«Tout le monde me demande comment je me sens. Je me sens comme je ne me suis jamais senti. Je me sens vide. Ça fait mal. Ça fait très mal. J'ai perdu ce qu'il y a de plus cher.»

Atterré, d'une voix entremêlée de sanglots, Hani Beitinjaneh a rendu un poignant témoignage aux funérailles de sa femme, Léa Guilbeault, célébrées hier matin dans le quartier Villeray à Montréal.

La mort brutale et absurde de cette Montréalaise, causée par la chute d'un bloc de béton sur une terrasse du centre-ville la semaine dernière, a provoqué une onde de choc partout dans la province.

Mme Guilbeault et son mari étaient attablés au restaurant Mikasa de la rue Peel pour y souligner leur deuxième anniversaire de mariage de même que le 33e anniversaire de la victime.

Cette dernière avait demandé au serveur la permission de changer de table sur la terrasse. Le geste s'est avéré fatal. Un morceau de béton de plusieurs centaines de livres s'est détaché du 17e étage de l'hôtel Residence Inn Marriott pour s'écraser sur Léa Guilbeault.

Son mari a aussi été blessé, en plus de subir un violent choc nerveux. Il a notamment été amputé de quelques doigts.

Hier matin, l'homme, aussi âgé de 33 ans, est arrivé à l'église en fauteuil roulant, une jambe enveloppée, un bras en écharpe, soutenu par ses proches.

Son fauteuil incliné vers les banquettes bien remplies de l'église Sainte-Thérèse-de-l'Enfant-Jésus, le jeune veuf s'est péniblement exprimé devant ses proches, collègues et nombreux badauds venus rendre hommage à la jeune femme.

L'impuissance et le désarroi se lisaient sur le visage de M. Beitinjaneh, des sentiments que partageaient plusieurs personnes réunies dans l'église. «La première nuit, je n'ai pas dormi. J'étais en colère. La deuxième nuit, j'ai essayé de dormir, afin de me réveiller de ce cauchemar. Je ne peux pas comprendre comment ça a pu arriver à Léa, c'était un ange», a laissé tomber Hani Beitinjaneh.

Puis, prenant son courage à deux mains, le mari a enchaîné: «C'était une vraie histoire d'amour. Je n'avais jamais rencontré quelqu'un comme elle. Je vais m'ennuyer de toi pour toujours.»

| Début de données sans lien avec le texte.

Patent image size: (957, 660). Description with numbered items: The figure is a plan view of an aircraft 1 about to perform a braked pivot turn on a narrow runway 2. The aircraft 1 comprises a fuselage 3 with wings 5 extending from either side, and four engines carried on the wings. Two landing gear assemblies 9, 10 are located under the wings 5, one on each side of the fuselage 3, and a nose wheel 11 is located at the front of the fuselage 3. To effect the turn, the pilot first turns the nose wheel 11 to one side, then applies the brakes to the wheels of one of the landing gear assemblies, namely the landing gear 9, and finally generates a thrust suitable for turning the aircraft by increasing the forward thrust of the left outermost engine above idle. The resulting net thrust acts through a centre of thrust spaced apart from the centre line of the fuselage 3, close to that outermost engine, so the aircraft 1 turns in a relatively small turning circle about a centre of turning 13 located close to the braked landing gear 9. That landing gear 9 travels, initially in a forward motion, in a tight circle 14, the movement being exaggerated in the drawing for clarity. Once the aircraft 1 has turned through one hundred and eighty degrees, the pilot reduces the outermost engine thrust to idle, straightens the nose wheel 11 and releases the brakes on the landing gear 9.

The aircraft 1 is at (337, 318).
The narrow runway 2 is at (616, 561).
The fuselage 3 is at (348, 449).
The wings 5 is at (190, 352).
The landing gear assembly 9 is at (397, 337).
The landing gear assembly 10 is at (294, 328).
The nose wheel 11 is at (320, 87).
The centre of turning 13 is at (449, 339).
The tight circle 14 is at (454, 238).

Plusieurs amis et membres de la famille de la disparue se sont aussi succédé au lutrin, à commencer par sa mère qui a dit se souvenir «comme si c'était hier» du jour de la naissance de sa fille. «Quand papa et moi t'avons ramenée à la maison, on était si fiers de ramener le plus beau trésor au monde, a raconté Micheline Guilbeault. Tu vas donner du courage et de la force à la famille jusqu'à ce qu'on soit réunis de nouveau. D'ici là, Léa, on va t'aimer à jamais», a-t-elle ajouté, avant d'être chaudement applaudie.

Rencontrée sur le parvis de l'église, Laurie Preiato avait du mal à accepter le bête accident qui lui a volé sa grande amie de jeunesse. «Léa était douce, aimable. Personne ici n'a du mal à dire d'elle. C'est tellement tragique», a soupiré la jeune femme.

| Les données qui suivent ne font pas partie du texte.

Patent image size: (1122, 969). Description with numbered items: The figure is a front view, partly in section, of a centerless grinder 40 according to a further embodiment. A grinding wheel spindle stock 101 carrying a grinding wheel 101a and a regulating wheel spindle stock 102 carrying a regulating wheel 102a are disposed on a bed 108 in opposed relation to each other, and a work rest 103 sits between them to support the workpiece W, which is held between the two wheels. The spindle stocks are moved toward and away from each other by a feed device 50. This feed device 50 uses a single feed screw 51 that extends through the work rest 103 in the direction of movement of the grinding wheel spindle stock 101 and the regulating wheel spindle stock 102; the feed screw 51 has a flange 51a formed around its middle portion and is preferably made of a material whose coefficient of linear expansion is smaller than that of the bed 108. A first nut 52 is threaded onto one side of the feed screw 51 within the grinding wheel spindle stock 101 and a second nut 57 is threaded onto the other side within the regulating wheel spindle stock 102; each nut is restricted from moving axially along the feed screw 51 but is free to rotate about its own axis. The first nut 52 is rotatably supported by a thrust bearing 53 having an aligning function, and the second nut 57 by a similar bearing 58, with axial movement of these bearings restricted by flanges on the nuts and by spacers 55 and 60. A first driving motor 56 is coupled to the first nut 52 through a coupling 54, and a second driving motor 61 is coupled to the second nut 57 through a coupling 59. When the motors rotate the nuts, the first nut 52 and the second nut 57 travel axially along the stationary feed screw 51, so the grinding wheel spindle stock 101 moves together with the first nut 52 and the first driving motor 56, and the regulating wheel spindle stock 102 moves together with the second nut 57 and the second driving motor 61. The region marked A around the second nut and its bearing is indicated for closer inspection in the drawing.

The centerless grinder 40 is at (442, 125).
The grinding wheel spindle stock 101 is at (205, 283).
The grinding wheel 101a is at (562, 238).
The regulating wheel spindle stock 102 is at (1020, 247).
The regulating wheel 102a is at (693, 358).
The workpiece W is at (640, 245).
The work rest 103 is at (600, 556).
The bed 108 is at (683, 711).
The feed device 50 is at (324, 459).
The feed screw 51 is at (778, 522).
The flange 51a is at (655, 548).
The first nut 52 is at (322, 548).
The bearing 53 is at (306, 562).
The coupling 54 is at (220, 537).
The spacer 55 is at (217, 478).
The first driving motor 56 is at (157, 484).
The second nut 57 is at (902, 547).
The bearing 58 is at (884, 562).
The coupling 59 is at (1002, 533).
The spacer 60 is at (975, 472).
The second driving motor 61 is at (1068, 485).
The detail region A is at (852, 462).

»Elle ne doit pas mourir pour rien»

Pour cette autre amie de la famille, la mort de Léa ne doit pas rester vaine. «Elle ne doit pas mourir pour rien. Je veux que sa mort serve de leçon au gouvernement pour assurer une meilleure inspection des bâtiments», a lancé Dalal Siage.

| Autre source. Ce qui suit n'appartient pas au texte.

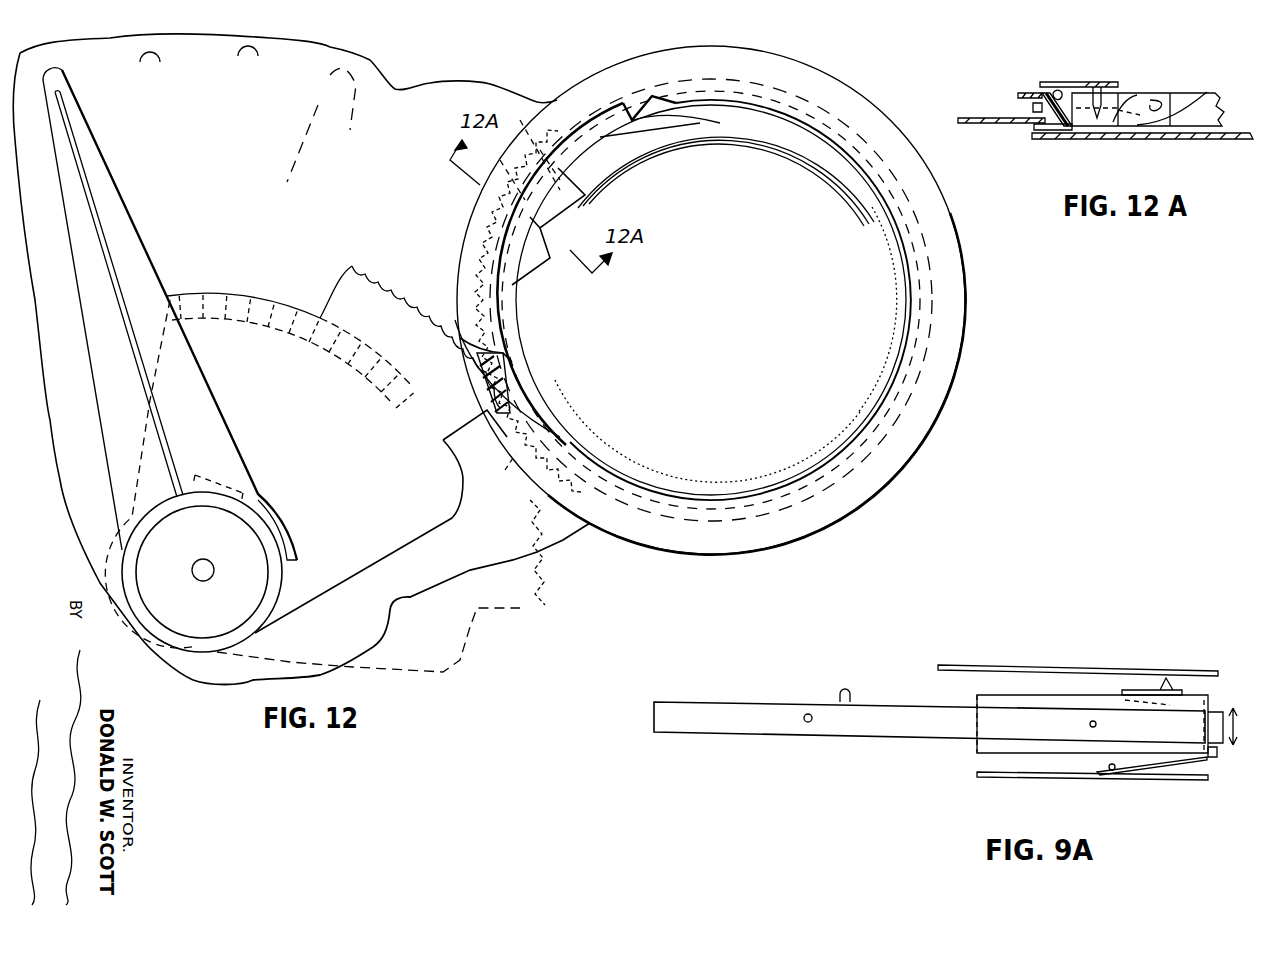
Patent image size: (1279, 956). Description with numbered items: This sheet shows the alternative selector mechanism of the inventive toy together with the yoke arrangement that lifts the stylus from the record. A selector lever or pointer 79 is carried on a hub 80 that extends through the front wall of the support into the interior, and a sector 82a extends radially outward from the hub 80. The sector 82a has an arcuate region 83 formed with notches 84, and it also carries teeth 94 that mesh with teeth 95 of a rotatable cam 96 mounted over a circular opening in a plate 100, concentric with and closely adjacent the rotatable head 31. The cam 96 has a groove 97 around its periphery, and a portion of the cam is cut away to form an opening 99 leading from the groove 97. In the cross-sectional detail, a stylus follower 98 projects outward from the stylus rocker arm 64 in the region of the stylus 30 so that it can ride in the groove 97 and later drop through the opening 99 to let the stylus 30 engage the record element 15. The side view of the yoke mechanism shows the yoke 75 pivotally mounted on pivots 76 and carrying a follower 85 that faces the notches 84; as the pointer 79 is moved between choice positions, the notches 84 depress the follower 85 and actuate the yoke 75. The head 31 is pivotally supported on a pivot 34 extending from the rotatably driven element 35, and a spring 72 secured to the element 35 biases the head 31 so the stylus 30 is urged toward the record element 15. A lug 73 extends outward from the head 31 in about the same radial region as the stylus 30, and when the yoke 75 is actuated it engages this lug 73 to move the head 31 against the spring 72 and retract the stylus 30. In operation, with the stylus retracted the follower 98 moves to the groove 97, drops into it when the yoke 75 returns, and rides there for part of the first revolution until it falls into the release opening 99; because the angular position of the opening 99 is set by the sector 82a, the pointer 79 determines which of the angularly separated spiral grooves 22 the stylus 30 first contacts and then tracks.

In FIG. 12, the plate 100 is at (375, 80).
In FIG. 12A, the plate 100 is at (995, 124).
In FIG. 12, the selector lever or pointer 79 is at (140, 268).
In FIG. 12, the hub 80 is at (205, 578).
In FIG. 12, the arcuate region 83 is at (262, 300).
In FIG. 12, the notches 84 is at (300, 345).
In FIG. 12, the teeth 94 is at (385, 290).
In FIG. 12, the sector 82a is at (376, 509).
In FIG. 12, the groove 97 is at (510, 366).
In FIG. 12A, the groove 97 is at (1047, 93).
In FIG. 12, the rotatable cam 96 is at (613, 82).
In FIG. 12A, the rotatable cam 96 is at (1058, 131).
In FIG. 12, the opening or release region 99 is at (648, 92).
In FIG. 12A, the opening or release region 99 is at (1194, 100).
In FIG. 12, the spiral grooves 22 is at (870, 236).
In FIG. 12, the stylus follower 98 is at (512, 158).
In FIG. 12A, the stylus follower 98 is at (1060, 92).
In FIG. 12, the stylus 30 is at (556, 190).
In FIG. 12A, the stylus 30 is at (1125, 99).
In FIG. 9A, the stylus 30 is at (1168, 685).
In FIG. 12, the stylus rocker arm 64 is at (530, 258).
In FIG. 12A, the stylus rocker arm 64 is at (1100, 82).
In FIG. 12, the teeth 95 is at (502, 474).
In FIG. 12A, the teeth 95 is at (1033, 107).
In FIG. 12A, the record element 15 is at (1105, 140).
In FIG. 9A, the record element 15 is at (1115, 665).
In FIG. 9A, the yoke 75 is at (905, 736).
In FIG. 9A, the follower 85 is at (846, 692).
In FIG. 9A, the pivots 76 is at (806, 722).
In FIG. 9A, the rotatable head 31 is at (1212, 712).
In FIG. 9A, the pivot 34 is at (1090, 724).
In FIG. 9A, the rotatably driven element 35 is at (1020, 778).
In FIG. 9A, the spring 72 is at (1170, 775).
In FIG. 9A, the lug 73 is at (1217, 755).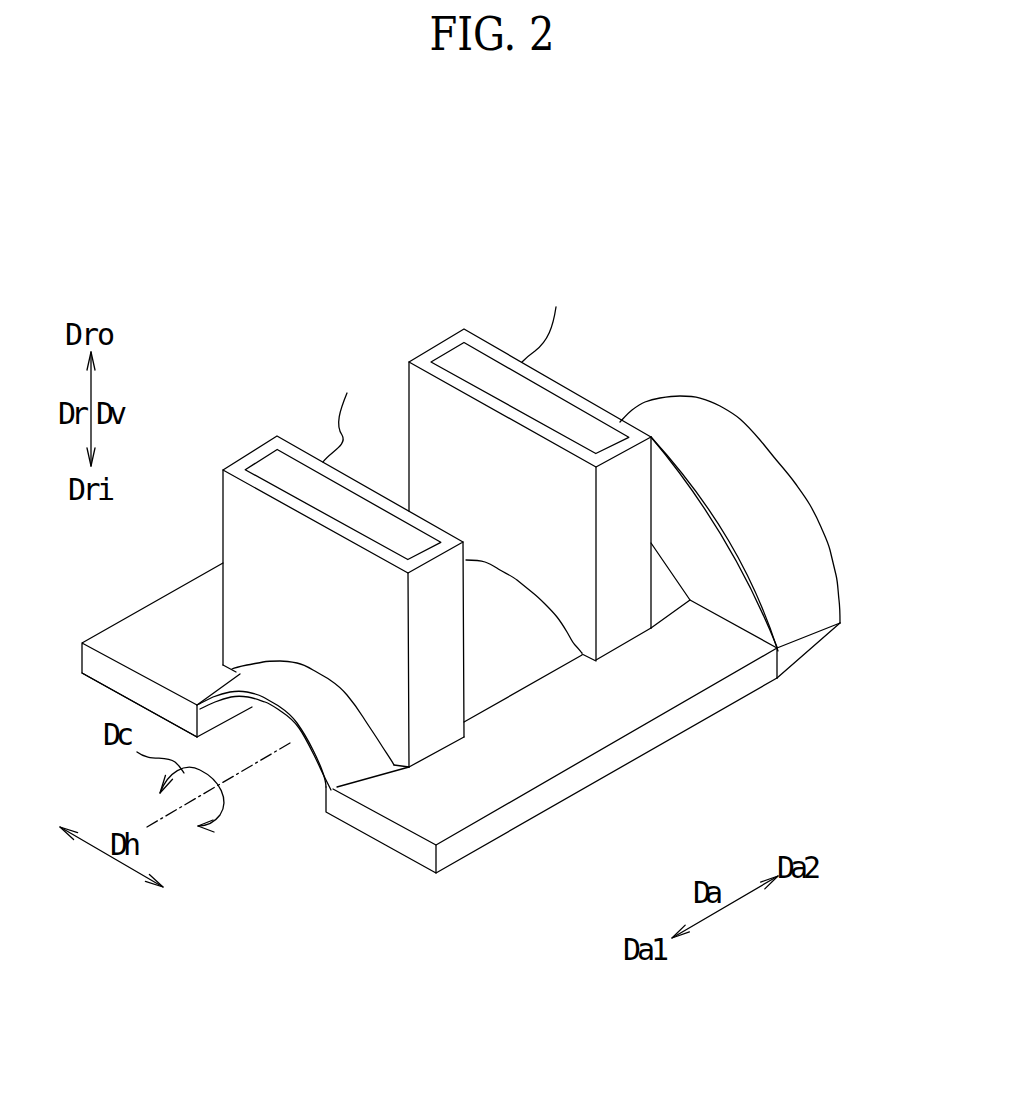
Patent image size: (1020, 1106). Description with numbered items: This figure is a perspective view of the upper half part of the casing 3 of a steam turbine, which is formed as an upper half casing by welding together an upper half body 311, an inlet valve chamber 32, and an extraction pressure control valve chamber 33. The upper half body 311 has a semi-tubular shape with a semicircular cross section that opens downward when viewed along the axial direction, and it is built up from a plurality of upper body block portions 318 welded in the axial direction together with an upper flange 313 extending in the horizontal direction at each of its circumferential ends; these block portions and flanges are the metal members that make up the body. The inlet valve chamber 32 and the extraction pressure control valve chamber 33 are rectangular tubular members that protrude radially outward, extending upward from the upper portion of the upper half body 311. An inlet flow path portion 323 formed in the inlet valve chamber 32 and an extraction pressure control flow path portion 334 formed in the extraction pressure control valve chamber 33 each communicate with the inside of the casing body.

Shriley Benaroch, une collègue la jeune femme, abondaient dans le même sens. «Il est temps que la Régie du bâtiment inspecte tous les immeubles. Qui sait si quelque chose ne nous tombera pas sur la tête en marchant dans la rue?»

Mais Dalal Siage est d'avis qu'il faut laisser le temps à la famille de vivre son deuil avant d'évoquer la perspective de poursuivre en justice les propriétaires de l'hôtel où s'est joué le drame.

Hier, en tout cas, la tristesse semblait largement l'emporter sur la colère.

Une tristesse généralisée, à en juger par ces nombreux citoyens secoués par la mort de la jeune femme, qui travaillait à titre de conseillère en finances personnelles dans une succursale montréalaise des caisses Desjardins.

Plusieurs instances, dont le coroner Jacques Ramsay, ont par ailleurs amorcé une enquête pour faire la lumière sur cet accident. La thèse de la corrosion a déjà été avancée par la Régie du bâtiment.

La dernière inspection de l'établissement hôtelier remontait à l'an 2000 et n'avait relevé aucune irrégularité. Des experts en bâtiment interrogés par divers médias au cours des derniers jours estiment toutefois que ce délai est beaucoup trop long.

Par précaution, la Régie du bâtiment n'a toujours pas autorisé la réouverture du tronçon de la rue Peel où a eu lieu le drame.